I promised myself I wouldn’t write a post about the events in Aurora, Colorado. Many aspects of the shooting have been covered so eloquently and thoughtfully by others. And while I have things to say, they are probably better left to quiet conversations amongst friends.
I went to the new Batman: Dark Knight Rises film last weekend by myself. Sort of.
Seats were hard to come by so I purchased a single ticket to see a matinee. Last minute, a friend said they wanted to go, so I bought her a separate ticket in a different part of the theater. Yes, I love to go to those uppity “buy your specific seat” movie theaters. I love them. So, separated by a horde of moviegoers I sat between an overweight man and a bubble gum popping teenage girl. As the lights dimmed, I felt excitement and a slight sense of foreboding, a transient feeling of loss. I was a sea of emotions at what I knew I would see.
The first movie trailer started and it showed a man with my coloring and a scraggly beard, hitchhiking in a rural, wet place in America. The feeling worsened. I knew it was going to happen sometime.
Back in November of 2010, I had the opportunity to audition for a movie that would’ve changed the entire course of my life. Granted, it was alongside many actors who had bigger resumés than mine, and certainly it was a long shot, but I wanted the role very badly.
It was to play Superman.
The movie studio had said they were looking for someone of my type who wasn’t “a name” yet and someone who’d be able to bring a new level of gravitas to the part. When I got word of the audition, I spent the next three weeks working on it, working on myself and studying the mythos of a man from Krypton.
I added about 20 pounds of muscle to my frame, worked the dialogue of the script pages they’d sent me down to the bone; my obsession was unceasing. This was my chance. For all the bit parts I’d auditioned for and gotten, for all the time and money I’d dumped into a career where you hear “no” more than “yes”, for every opportunity I’d squandered because of distraction, for all of my sacrifice: this was one I wouldn’t let slip away.
It happened, quite eerily, that the person who I ran my lines with in the car that night before Thanksgiving of 2010 in the Warner Brothers parking lots, was the very same friend sitting in the theater with me to see Batman.
I waited weeks to hear back about my shot at playing a character I’d been impersonating since I wore pajamas with butt-flaps.
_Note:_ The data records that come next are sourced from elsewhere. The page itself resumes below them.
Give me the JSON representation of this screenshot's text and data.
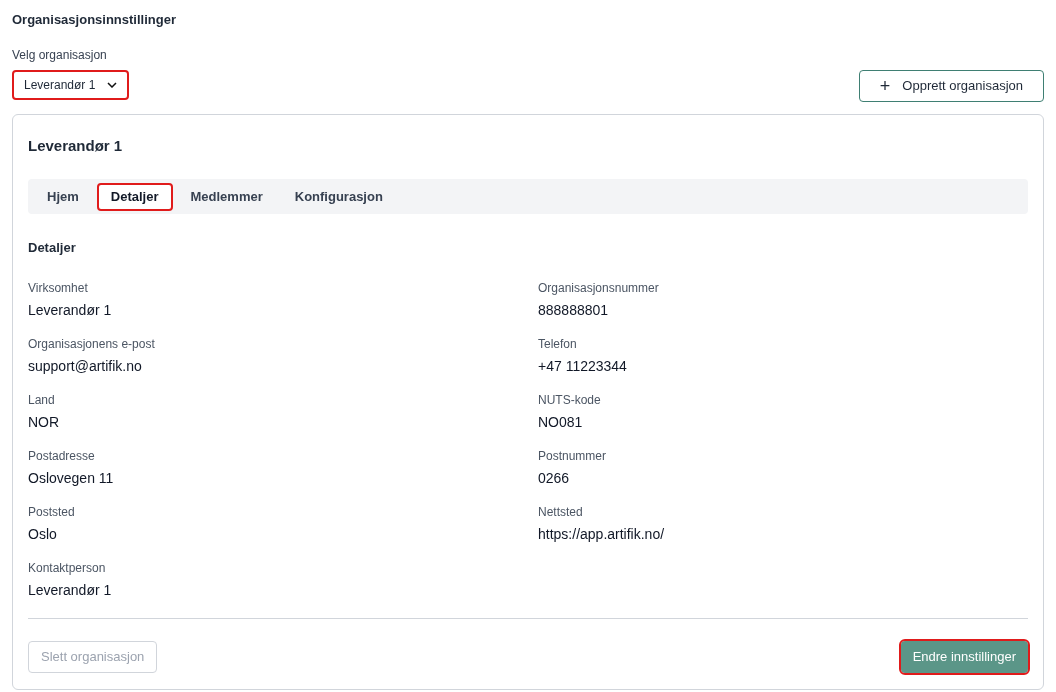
{
  "page_title": "Organisasjonsinnstillinger",
  "org_select": {
    "label": "Velg organisasjon",
    "value": "Leverandør 1",
    "highlighted": true
  },
  "create_button": {
    "icon": "+",
    "label": "Opprett organisasjon"
  },
  "card": {
    "title": "Leverandør 1",
    "tabs": [
      {
        "label": "Hjem",
        "selected": false,
        "highlighted": false
      },
      {
        "label": "Detaljer",
        "selected": true,
        "highlighted": true
      },
      {
        "label": "Medlemmer",
        "selected": false,
        "highlighted": false
      },
      {
        "label": "Konfigurasjon",
        "selected": false,
        "highlighted": false
      }
    ],
    "section_title": "Detaljer",
    "fields": [
      {
        "label": "Virksomhet",
        "value": "Leverandør 1"
      },
      {
        "label": "Organisasjonsnummer",
        "value": "888888801"
      },
      {
        "label": "Organisasjonens e-post",
        "value": "support@artifik.no"
      },
      {
        "label": "Telefon",
        "value": "+47 11223344"
      },
      {
        "label": "Land",
        "value": "NOR"
      },
      {
        "label": "NUTS-kode",
        "value": "NO081"
      },
      {
        "label": "Postadresse",
        "value": "Oslovegen 11"
      },
      {
        "label": "Postnummer",
        "value": "0266"
      },
      {
        "label": "Poststed",
        "value": "Oslo"
      },
      {
        "label": "Nettsted",
        "value": "https://app.artifik.no/"
      },
      {
        "label": "Kontaktperson",
        "value": "Leverandør 1"
      }
    ],
    "delete_button": {
      "label": "Slett organisasjon",
      "disabled": true
    },
    "edit_button": {
      "label": "Endre innstillinger",
      "highlighted": true
    }
  }
}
When the call finally came in, it was relegated to my voicemail. My representative told me the in-charge over casting said I didn’t do anything special. That I was ‘unremarkable and lacked any shred of star power.’ The part wasn’t mine, and it could never be, nor could it ever have been.
I thought I had finally found my place in the world, when I decided to act. I love storytelling. I love movies. I love what film can do. I’ve done some great work.
The trailer finished and I fell still. It took me two more movie previews before I realized I had eaten all of my snacks and my hands were clenched. The best part of being in an artistic field built on broadcast works is the constant reminder of having missed out.
And I’ll admit, I haven’t pursued acting nearly as hard since.
This isn’t a teachable moment. This isn’t a salient point. This is what happens when you let yourself down, when you let your dreams crash. I guess this is growing up.